The first minister was clearly right yesterday to rule out supporting a government that is captive to a separatist party.
Even the Labour Party has ruled out coalition with the SNP, such was the pressure on Ed Miliband over the prospects of Scottish nationalists holding the whip hand at Westminster.
The temptation for Labour to do a deal with the SNP will be great if, as is now highly possible, Alex Salmond leads his fellow separatists to victory north of the border (by being the Scottish party with the most House of Commons seats). Mr Miliband has not ruled out some arrangement with the SNP.
Peter Robinson could not countenance being part of such an understanding. There was major relief among Northern Ireland unionists when Scotland voted by a 10-point margin to reject independence in September, a more decisive victory than was expected by the end of the referendum campaign.
Many commentators said that the scale of the SNP defeat buried the constitutional question for a generation. Even so, there was a degree of scepticism when Mr Salmond swiftly announced that he was stepping down as first minister.
Sure enough, it became clear that his ambition of being the man who dismantled the Union was unabated when he unveiled his Westminster bid. He might emerge as more powerful there than his successor Nicola Sturgeon is at Holyrood.
It would be disastrous if Labour, for reasons of short term gain of office, accommodated the SNP in ways that led to the break-up of the UK.

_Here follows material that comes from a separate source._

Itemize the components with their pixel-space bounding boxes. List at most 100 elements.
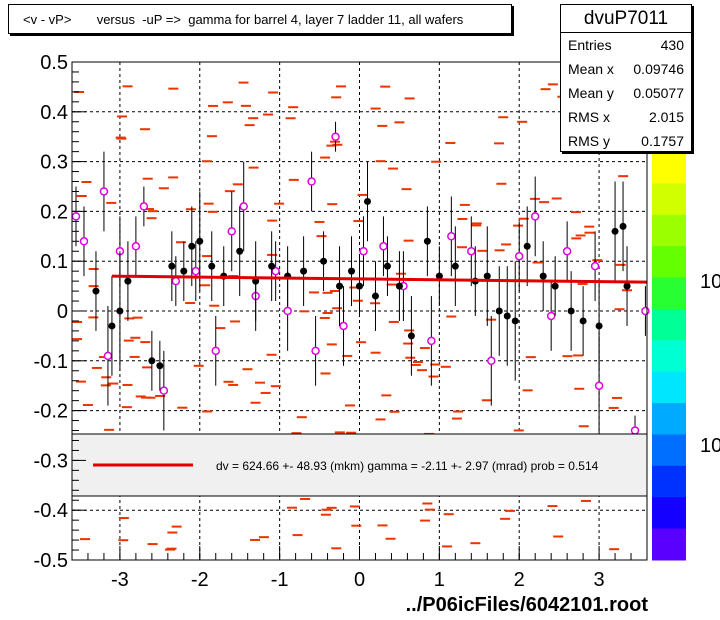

It would not take much to provoke such a split. Middle England is tiring of the financial demands of Scotland and Northern Ireland (it is troubling that Mr Robinson has made scrapping the overdue ‘bedroom tax’ — better described as the under-occupancy penalty — one of his key demands).
If a minority Labour government promises more largesse to the SNP, the English backlash will cause further damage to the increasingly wobbly foundations of the UK.